ARTISTS Louise Clifton, Sarah Jane Parton, Seraphine Pick, Marnie Slater
Portraiture continues to be an area of investigation for women artists teasing out issues surrounding the roles of women in society and art. Painted Faces is titled after a 2005 series of paintings by Seraphine Pick. The title suggests disguise and deceit, fabrication and embellishment—make believe. The show presents Pick alongside three other Wellington women artists who explore portraiture.
Pick produces psychologically charged portraits of imagined women. A hirsute woman in green velvet stands before a backdrop of exotic flowers. A masked woman carries a masked, long-eared lap dog.
Marnie Slater installs a bright-yellow, faux-satin curtain at the gallery entrance. In front of it, there’s a photo of a young woman—local artist Jessica Reid—who beckons the visitor to enter the space. Her image reappears inside through the show, like a gallery guide.

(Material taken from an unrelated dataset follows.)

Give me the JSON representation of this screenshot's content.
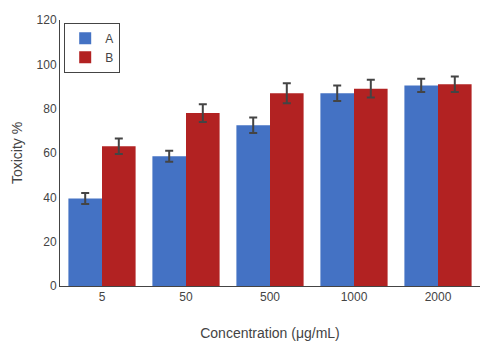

Sarah Jane Parton plays the ingénue, often referencing her childhood and adolescence. In her video Madison’s Lament (2006), she emerges as a mermaid from a plastic clam shell (a children's paddling pool) to an instrumental cover of Belinda Carlisle’s hit song ‘Heaven Is a Place on Earth’ (1980). The work conflates Botticelli’s Birth of Venus (c.1484–6), the movie Splash (1984)—in which Daryl Hannah played the mermaid ‘Madison’—and Walt Disney’s The Little Mermaid (1989).
Photographer Louise Clifton places disembodied heads in unexpected domestic contexts: a microwave alcove, a mantelpiece, alongside a stereo, alongside a TV. The faces are cosmetically enhanced, with whitened skin, painted eyebrows, and full red lips. Gothic black humour.